As for metabolic parameters, total cholesterol levels increased by 33 mg/dL in the Sustiva/NRTI group, 33 mg/dL in the Kaletra/NRTI group, and 57 mg/dL in the Sustiva/Kaletra group. The difference between the Sustiva/Kaletra group, compared to the total cholesterol levels in the Sustiva/NRTI and the Kaletra/NRTI groups, was stastically significant.
“Good” HDL cholesterol levels increased by 9, 8, and 16 mg/dL, and “bad” non-HDL cholesterol increased by 21, 26, and 43 mg/dL, respectively.
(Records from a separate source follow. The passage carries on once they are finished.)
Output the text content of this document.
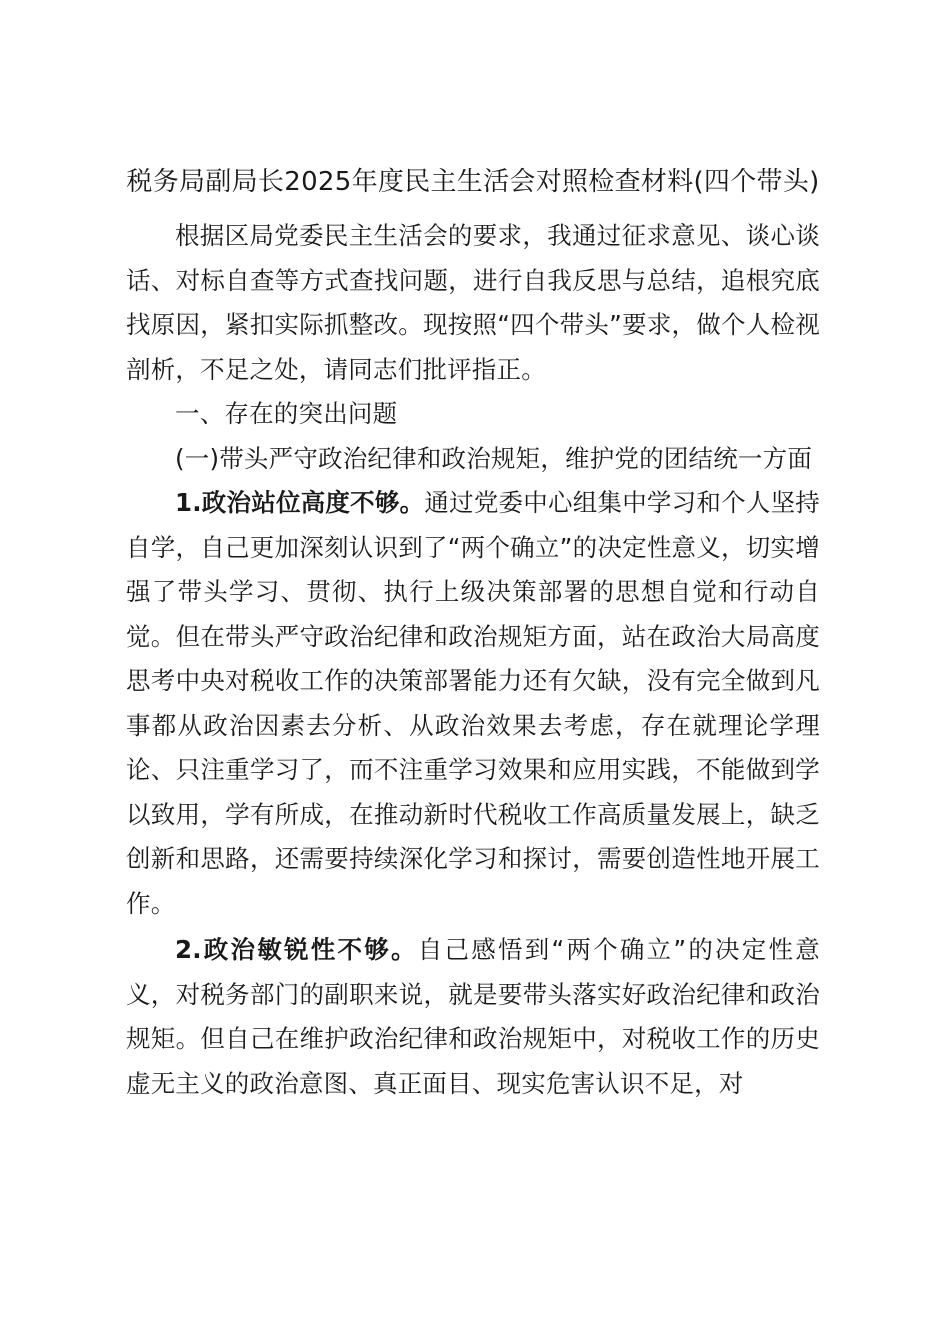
税务局副局长2025年度民主生活会对照检查材料(四个带头)

根据区局党委民主生活会的要求，我通过征求意见、谈心谈话、对标自查等方式查找问题，进行自我反思与总结，追根究底找原因，紧扣实际抓整改。现按照“四个带头”要求，做个人检视剖析，不足之处，请同志们批评指正。

一、存在的突出问题

(一)带头严守政治纪律和政治规矩，维护党的团结统一方面

1.政治站位高度不够。通过党委中心组集中学习和个人坚持自学，自己更加深刻认识到了“两个确立”的决定性意义，切实增强了带头学习、贯彻、执行上级决策部署的思想自觉和行动自觉。但在带头严守政治纪律和政治规矩方面，站在政治大局高度思考中央对税收工作的决策部署能力还有欠缺，没有完全做到凡事都从政治因素去分析、从政治效果去考虑，存在就理论学理论、只注重学习了，而不注重学习效果和应用实践，不能做到学以致用，学有所成，在推动新时代税收工作高质量发展上，缺乏创新和思路，还需要持续深化学习和探讨，需要创造性地开展工作。

2.政治敏锐性不够。自己感悟到“两个确立”的决定性意义，对税务部门的副职来说，就是要带头落实好政治纪律和政治规矩。但自己在维护政治纪律和政治规矩中，对税收工作的历史虚无主义的政治意图、真正面目、现实危害认识不足，对
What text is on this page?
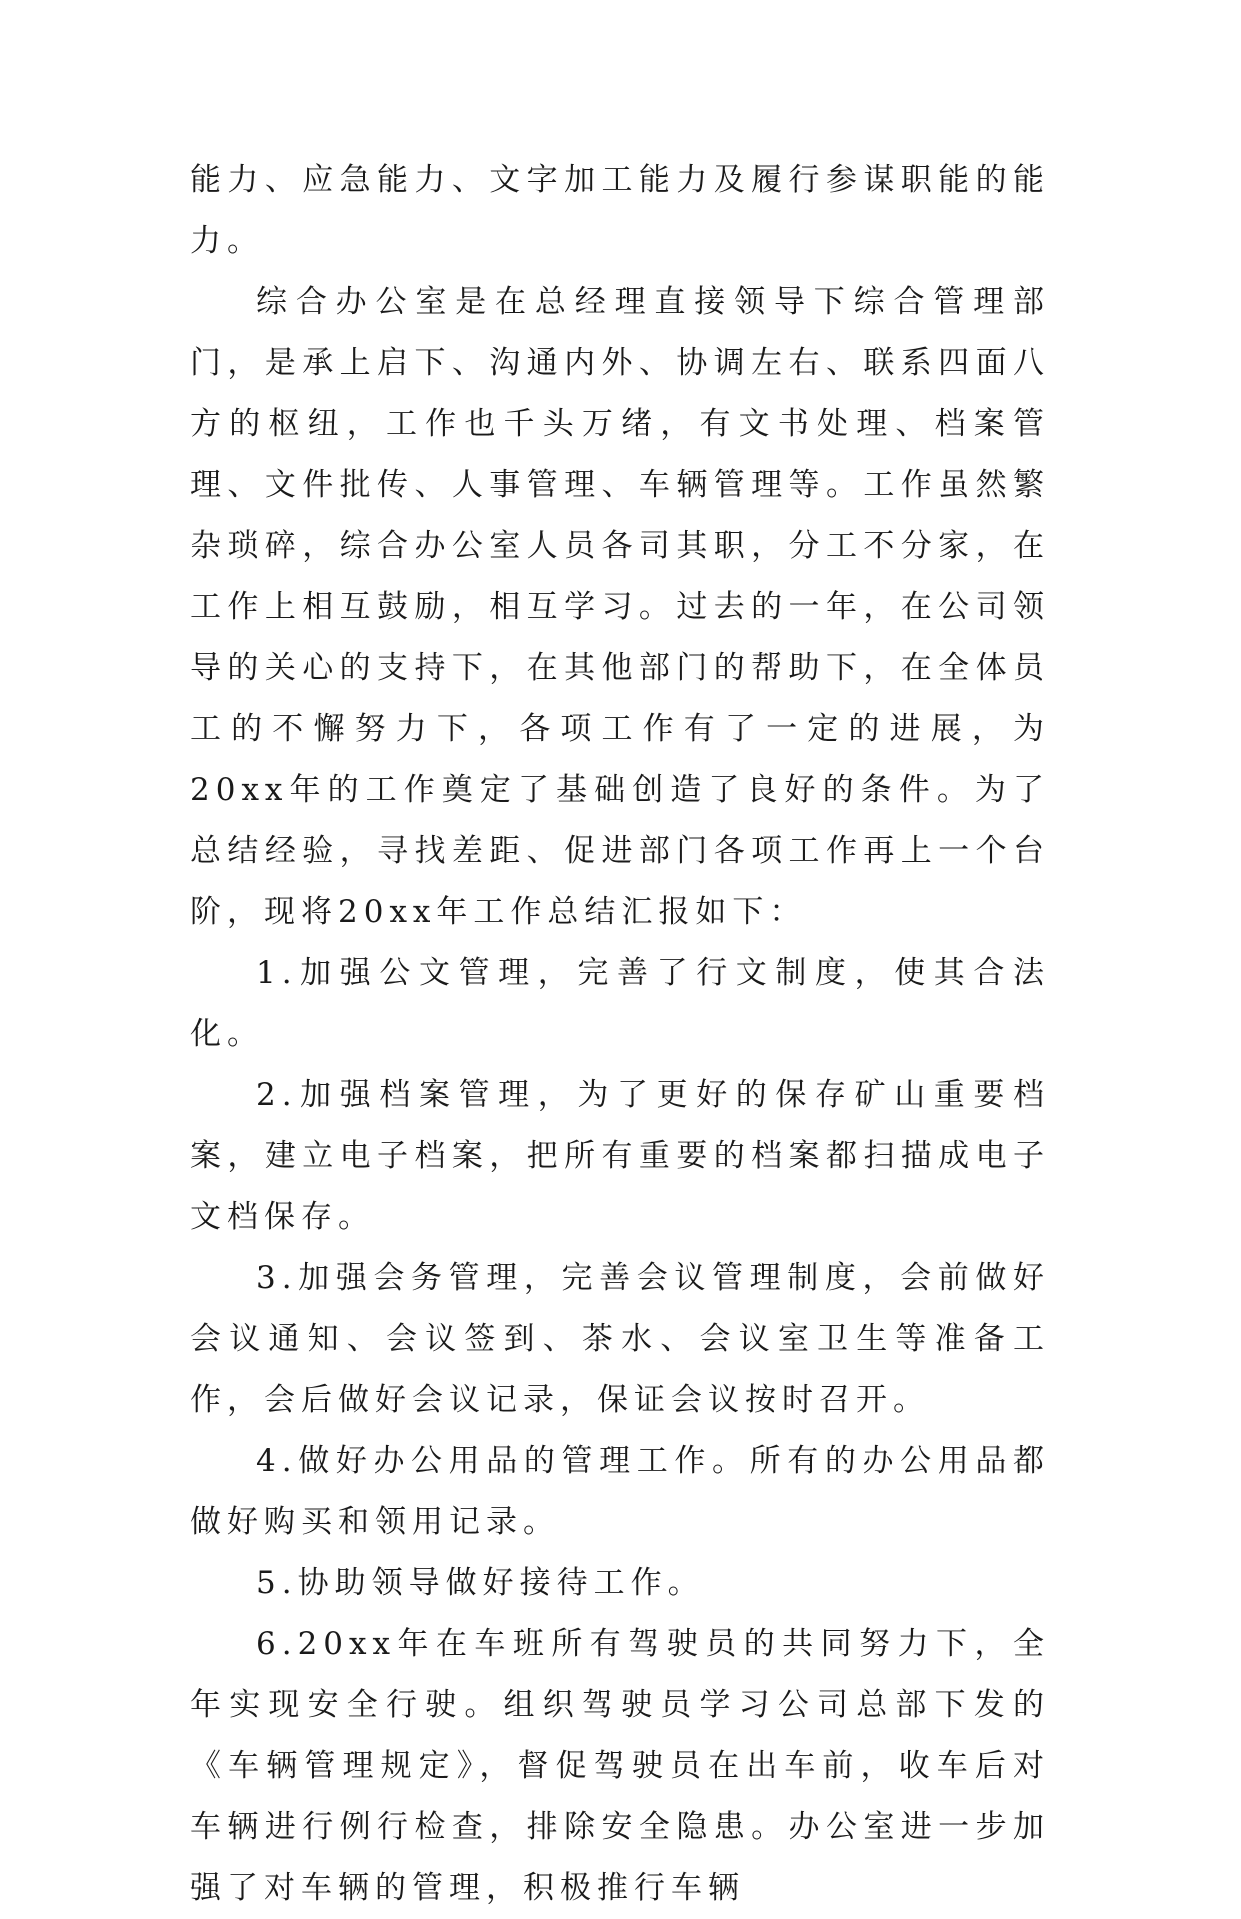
能力、应急能力、文字加工能力及履行参谋职能的能力。

综合办公室是在总经理直接领导下综合管理部门，是承上启下、沟通内外、协调左右、联系四面八方的枢纽，工作也千头万绪，有文书处理、档案管理、文件批传、人事管理、车辆管理等。工作虽然繁杂琐碎，综合办公室人员各司其职，分工不分家，在工作上相互鼓励，相互学习。过去的一年，在公司领导的关心的支持下，在其他部门的帮助下，在全体员工的不懈努力下，各项工作有了一定的进展，为20xx年的工作奠定了基础创造了良好的条件。为了总结经验，寻找差距、促进部门各项工作再上一个台阶，现将20xx年工作总结汇报如下：

1.加强公文管理，完善了行文制度，使其合法化。

2.加强档案管理，为了更好的保存矿山重要档案，建立电子档案，把所有重要的档案都扫描成电子文档保存。

3.加强会务管理，完善会议管理制度，会前做好会议通知、会议签到、茶水、会议室卫生等准备工作，会后做好会议记录，保证会议按时召开。

4.做好办公用品的管理工作。所有的办公用品都做好购买和领用记录。

5.协助领导做好接待工作。

6.20xx年在车班所有驾驶员的共同努力下，全年实现安全行驶。组织驾驶员学习公司总部下发的《车辆管理规定》，督促驾驶员在出车前，收车后对车辆进行例行检查，排除安全隐患。办公室进一步加强了对车辆的管理，积极推行车辆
The increases in the Sustiva/Kaletra group, compared to those in the Kaletra/NRTI and Sustiva/NRTI groups, were statistically significant.
With respect to triglyceride levels, increases of 14 mg/dL were seen in the Sustiva/NRTI group, 47 mg/dL in the Kaletra/NRTI group, and 63 mg/dL in the Sustiva/Kaletra group. The differences between the three groups were statistically significant.
In conclusion, results from A5142 continue to uncover some potentially important differences between Sustiva- and Kaletra-based treatment regimens. While there may be evidence of an efficacy advantage among those taking Sustiva plus two NRTIs as first-line therapy, the increased risk of peripheral lipoatrophy among those taking Sustiva plus two NRTIs is yet another noteworthy finding of this important study comparing two popular first-line treatment options.
Haubrich R, Riddler S, DiRienzo G, et al. Metabolic outcomes of ACTG 5142: A prospective, randomized, phase III trial of NRTI-, PI-, and NNRTI-sparing regimens for initial treatment of HIV-1 infection [Abstract 38]. 14th Conference on Retroviruses and Opportunistic Infections, Los Angeles, 2007.
Riddler SA, Haubrich R, DiRienzo G, et al. A prospective, randomized, phase III trial of NRTI-, PI-, and NNRTI-sparing regimens for initial treatment of HIV-1 infections – ACTG 5142 [Abstract THLB0204]. XVI International AIDS Conference, Toronto, 2006.